KRICOM - Polemik Undang-Undang MPR, DPR, DPD, dan DPRD (UU MD3) makin memanas setelah presiden Joko Widodo memutuskan untuk menolak menandatanganinya.
Menanggapi sikap Presiden tersebut, Partai Demokrasi Indonesia Perjuangan (PDIP) menganggap UU tersebut tak bisa digunakan selagi belum diregister dan keluar nomor undang-undangnya.
"Paling lambat besok memang sudah harus dinomori. Namun sebelum diundangkan dalam lembaga negara dan diberikan nomor UU, maka UU itu belum menjadi subjek hukum. Maka kita menunggu UU itu diundangkan dalam lembaran negara oleh Kemenkumham dan diberikan nomor UU," kata Wasekjen PDIP, Ahmad Basarah di Jakarta, Kamis (15/3/2018).
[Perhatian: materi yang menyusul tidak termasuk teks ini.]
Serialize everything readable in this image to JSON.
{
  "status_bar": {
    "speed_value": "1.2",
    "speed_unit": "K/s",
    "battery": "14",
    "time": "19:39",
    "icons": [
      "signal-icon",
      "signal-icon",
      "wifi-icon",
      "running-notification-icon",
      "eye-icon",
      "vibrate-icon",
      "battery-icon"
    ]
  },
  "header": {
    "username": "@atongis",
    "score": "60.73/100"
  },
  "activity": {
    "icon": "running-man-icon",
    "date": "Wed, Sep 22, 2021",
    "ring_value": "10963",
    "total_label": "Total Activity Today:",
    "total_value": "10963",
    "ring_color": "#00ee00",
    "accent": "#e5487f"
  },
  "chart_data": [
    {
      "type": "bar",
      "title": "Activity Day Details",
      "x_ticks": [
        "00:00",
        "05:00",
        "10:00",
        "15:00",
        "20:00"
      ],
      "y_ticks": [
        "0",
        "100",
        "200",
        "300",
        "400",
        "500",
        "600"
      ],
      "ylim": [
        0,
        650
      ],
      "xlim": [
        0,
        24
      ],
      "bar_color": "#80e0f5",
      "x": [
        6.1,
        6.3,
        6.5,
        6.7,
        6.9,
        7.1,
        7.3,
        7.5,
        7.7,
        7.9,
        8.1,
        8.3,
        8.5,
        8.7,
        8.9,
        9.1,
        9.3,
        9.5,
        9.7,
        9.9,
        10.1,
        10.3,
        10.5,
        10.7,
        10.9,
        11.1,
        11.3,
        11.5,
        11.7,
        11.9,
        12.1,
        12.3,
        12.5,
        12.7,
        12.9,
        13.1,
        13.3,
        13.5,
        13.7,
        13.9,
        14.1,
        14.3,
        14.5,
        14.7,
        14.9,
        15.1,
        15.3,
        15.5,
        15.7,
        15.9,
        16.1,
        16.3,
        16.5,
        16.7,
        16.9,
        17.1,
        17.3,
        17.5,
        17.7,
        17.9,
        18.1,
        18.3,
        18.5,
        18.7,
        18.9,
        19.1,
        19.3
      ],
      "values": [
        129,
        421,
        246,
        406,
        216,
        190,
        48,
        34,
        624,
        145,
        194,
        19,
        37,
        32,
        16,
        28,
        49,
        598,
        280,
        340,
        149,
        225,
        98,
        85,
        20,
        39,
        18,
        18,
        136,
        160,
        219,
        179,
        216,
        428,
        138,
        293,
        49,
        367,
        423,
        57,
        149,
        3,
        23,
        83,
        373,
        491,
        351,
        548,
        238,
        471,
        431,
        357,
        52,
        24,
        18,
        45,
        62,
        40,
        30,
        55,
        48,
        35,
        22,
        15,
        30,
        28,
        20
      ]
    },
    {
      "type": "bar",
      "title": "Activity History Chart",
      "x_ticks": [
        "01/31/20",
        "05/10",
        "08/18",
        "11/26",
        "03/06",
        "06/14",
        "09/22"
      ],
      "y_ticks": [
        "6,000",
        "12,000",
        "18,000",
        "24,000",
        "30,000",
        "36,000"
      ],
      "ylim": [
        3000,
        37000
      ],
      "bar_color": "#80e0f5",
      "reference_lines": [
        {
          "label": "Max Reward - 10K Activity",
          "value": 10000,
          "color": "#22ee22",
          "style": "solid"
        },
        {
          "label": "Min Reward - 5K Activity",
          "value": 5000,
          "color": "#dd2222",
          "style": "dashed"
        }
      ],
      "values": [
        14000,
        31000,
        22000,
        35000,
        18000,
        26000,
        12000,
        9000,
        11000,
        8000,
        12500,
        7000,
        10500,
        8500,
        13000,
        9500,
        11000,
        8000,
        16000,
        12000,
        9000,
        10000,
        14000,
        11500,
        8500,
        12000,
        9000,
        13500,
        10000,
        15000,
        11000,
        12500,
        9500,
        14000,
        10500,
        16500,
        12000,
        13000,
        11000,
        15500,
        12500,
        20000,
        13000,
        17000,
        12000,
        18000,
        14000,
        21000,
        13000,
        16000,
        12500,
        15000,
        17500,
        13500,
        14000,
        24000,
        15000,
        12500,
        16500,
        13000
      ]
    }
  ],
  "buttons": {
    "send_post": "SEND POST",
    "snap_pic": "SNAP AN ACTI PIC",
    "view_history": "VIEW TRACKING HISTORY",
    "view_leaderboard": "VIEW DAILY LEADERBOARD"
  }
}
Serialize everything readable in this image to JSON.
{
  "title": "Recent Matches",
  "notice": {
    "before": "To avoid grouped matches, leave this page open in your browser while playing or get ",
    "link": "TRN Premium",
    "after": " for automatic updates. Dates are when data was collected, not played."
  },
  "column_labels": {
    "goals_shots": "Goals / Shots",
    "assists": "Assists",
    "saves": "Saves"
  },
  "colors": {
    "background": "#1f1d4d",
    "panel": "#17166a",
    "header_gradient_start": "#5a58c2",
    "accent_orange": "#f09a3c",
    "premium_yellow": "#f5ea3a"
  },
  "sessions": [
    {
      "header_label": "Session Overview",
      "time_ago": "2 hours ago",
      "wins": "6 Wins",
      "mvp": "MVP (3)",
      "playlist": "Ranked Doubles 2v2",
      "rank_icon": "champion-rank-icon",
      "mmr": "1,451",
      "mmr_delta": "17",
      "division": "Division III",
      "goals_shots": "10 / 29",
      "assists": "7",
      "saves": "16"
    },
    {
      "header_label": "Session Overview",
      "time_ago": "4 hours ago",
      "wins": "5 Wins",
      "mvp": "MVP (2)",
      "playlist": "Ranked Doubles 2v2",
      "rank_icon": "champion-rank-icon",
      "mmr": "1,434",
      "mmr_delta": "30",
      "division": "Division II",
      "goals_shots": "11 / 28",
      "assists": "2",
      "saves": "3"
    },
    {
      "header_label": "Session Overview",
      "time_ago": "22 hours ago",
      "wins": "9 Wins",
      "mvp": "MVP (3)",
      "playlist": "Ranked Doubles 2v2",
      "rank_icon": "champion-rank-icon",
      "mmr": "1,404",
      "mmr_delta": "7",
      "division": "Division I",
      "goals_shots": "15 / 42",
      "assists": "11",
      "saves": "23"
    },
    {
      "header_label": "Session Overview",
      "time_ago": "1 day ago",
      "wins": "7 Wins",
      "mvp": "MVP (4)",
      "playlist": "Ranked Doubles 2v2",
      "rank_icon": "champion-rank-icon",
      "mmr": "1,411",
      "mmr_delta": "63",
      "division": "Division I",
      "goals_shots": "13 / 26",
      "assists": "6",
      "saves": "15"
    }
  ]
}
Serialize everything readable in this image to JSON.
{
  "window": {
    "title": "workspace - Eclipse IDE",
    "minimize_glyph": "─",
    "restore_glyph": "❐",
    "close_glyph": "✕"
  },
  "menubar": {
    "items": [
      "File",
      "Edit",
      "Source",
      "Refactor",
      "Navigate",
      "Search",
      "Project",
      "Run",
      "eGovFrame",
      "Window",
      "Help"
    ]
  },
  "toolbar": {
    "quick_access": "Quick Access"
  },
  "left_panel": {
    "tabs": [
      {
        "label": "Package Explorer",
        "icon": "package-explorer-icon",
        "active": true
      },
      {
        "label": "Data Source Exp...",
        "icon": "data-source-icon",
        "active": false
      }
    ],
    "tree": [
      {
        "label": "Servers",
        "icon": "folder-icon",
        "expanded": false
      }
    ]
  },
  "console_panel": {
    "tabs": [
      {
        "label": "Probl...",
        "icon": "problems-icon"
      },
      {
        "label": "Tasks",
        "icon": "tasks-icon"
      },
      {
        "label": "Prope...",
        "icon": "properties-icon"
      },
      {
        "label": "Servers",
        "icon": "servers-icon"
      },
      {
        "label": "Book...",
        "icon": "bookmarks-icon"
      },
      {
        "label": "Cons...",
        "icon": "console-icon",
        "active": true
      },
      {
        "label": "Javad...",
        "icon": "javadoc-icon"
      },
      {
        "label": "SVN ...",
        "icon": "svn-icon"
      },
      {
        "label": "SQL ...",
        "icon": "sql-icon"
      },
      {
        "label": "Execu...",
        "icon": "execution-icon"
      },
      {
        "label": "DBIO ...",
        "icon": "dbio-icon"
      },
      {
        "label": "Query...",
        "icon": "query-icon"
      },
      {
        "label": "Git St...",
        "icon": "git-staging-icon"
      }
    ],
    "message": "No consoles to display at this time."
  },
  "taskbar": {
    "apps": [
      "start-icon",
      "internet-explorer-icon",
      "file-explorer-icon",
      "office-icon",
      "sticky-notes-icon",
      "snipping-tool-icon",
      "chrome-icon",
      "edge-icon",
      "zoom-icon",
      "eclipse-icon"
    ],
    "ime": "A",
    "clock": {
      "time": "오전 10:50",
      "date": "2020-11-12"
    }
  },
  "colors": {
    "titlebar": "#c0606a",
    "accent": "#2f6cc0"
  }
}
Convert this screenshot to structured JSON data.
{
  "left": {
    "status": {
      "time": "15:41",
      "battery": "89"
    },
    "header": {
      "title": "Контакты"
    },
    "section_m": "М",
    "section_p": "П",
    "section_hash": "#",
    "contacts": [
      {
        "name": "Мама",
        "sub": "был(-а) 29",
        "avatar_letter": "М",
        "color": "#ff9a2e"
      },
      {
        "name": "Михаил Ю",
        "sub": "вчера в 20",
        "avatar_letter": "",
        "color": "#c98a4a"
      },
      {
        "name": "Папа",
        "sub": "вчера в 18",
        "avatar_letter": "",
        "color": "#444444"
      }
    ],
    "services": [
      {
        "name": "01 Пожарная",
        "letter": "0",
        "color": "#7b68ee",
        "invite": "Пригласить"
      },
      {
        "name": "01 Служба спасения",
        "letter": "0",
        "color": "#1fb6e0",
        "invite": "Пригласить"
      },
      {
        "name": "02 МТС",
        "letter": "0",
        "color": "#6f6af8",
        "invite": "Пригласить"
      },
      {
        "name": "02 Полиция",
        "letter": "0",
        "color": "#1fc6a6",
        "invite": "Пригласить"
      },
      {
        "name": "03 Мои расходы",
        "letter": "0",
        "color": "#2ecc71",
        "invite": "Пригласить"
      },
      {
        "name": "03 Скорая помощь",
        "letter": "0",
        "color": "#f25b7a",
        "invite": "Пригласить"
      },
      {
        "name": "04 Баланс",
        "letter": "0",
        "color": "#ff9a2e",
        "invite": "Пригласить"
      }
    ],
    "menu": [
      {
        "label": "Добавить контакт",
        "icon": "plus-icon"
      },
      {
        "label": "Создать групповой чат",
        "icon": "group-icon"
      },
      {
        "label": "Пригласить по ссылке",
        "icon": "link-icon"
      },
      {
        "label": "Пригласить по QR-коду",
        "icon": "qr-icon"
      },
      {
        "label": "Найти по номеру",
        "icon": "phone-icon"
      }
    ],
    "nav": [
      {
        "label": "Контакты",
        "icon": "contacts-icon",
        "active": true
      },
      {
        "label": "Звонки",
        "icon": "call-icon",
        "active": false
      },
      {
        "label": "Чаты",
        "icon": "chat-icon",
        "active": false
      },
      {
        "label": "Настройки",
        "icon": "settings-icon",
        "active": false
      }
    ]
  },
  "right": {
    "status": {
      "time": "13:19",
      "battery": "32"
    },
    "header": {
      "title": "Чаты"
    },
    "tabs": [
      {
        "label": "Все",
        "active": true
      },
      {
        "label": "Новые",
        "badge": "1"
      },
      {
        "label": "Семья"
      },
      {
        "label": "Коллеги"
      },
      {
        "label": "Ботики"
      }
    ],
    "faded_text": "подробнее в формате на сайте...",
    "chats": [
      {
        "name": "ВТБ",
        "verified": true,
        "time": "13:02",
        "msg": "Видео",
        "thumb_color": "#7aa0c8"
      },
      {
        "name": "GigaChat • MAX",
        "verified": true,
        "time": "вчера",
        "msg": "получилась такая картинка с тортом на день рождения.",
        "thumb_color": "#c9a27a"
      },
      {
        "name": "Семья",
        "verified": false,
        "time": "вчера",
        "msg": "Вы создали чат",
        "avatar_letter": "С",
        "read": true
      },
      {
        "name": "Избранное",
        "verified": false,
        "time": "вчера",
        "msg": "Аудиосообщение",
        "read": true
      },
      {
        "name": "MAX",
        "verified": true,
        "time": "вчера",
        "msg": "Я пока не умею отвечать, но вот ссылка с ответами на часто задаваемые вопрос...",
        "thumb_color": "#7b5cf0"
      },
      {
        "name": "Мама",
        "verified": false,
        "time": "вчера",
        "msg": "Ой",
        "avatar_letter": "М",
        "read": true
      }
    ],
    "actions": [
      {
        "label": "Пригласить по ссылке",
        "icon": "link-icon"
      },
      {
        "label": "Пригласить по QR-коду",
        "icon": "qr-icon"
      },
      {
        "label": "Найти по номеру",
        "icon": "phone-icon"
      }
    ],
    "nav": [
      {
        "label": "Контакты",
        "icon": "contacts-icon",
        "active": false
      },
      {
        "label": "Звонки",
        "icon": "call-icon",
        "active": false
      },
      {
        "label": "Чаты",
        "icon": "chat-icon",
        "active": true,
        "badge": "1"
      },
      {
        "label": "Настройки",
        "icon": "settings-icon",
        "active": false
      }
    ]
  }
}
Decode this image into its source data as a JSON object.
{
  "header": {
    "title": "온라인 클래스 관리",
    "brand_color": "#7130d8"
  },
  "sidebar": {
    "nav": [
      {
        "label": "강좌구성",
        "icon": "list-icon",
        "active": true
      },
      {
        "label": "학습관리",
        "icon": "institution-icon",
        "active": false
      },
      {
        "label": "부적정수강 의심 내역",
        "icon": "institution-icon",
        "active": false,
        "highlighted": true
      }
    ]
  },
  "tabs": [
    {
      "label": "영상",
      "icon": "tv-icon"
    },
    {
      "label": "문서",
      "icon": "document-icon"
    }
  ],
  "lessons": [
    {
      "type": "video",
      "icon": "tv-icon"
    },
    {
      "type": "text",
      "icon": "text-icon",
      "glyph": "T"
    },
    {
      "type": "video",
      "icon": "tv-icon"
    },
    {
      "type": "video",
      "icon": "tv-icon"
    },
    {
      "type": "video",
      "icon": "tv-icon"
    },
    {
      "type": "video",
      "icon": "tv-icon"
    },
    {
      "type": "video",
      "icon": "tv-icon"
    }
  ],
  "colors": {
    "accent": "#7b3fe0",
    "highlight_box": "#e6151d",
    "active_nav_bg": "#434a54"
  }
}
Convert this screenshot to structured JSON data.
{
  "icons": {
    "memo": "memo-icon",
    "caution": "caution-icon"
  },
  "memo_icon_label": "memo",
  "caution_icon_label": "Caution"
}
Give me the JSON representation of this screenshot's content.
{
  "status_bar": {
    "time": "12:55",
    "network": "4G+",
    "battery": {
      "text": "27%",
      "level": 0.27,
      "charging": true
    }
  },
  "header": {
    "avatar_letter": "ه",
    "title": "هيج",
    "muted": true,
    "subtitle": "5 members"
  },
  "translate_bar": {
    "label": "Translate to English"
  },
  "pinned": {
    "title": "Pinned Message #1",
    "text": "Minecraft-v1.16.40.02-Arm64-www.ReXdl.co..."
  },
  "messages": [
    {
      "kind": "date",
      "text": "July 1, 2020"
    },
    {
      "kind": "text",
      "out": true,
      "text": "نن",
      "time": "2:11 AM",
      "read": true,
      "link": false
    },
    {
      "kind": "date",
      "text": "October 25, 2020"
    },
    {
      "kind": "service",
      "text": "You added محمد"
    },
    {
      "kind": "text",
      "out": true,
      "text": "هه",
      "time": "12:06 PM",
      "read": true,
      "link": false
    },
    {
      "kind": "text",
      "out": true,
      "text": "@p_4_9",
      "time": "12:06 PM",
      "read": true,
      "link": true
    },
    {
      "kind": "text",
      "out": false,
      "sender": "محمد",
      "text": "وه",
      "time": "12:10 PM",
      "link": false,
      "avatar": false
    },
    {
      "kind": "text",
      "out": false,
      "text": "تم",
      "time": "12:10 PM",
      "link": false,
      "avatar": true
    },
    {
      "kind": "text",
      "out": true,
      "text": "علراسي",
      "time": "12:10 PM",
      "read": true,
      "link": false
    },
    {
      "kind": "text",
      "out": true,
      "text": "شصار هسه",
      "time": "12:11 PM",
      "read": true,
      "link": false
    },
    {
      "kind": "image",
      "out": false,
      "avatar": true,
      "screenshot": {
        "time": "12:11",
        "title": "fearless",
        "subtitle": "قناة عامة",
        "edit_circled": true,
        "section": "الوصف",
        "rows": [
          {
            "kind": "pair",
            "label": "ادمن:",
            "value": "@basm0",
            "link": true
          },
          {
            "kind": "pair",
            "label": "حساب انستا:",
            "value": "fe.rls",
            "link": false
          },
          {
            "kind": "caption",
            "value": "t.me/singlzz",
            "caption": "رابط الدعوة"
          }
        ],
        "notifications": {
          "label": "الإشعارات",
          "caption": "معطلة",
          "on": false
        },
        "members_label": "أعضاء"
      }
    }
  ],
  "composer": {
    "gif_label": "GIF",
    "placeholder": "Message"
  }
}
Belum terbitnya nomor Undang-Undang diakuinya berimbas pada nasib calon pimpinan DPR dan MPR baru dari PDIP. Ia menuturkan nama pimpinan DPR dan MPR baru belum bisa dibahas mengingat UU tersebut belum diundangkan dalam lembaga negara.
"Nah sampai detik ini setahu saya Kemenkumham belum mengundangkan UU MD3 itu dalam lembaran negara dan belum ada nomor UU-nya. Sehingga belum dapat menjadi objek pembicaraan kami hari ini mengenai pergantian atau penambahan unsur pimpinan DPR dan MPR," tuturnya.
Berdasarkan Undang-Undang Nomor 12/2011 tentang Pembentukan Peraturan Perundang-undangan Pasal 73 ayat 2, rancangan undang-undang yang tidak ditandatangani oleh presiden dalam waktu paling lama 30 hari, terhitung sejak disetujui bersama (antara DPR dan pemerintah), tetap akan sah menjadi undang-undang dan wajib diundang-undangkan.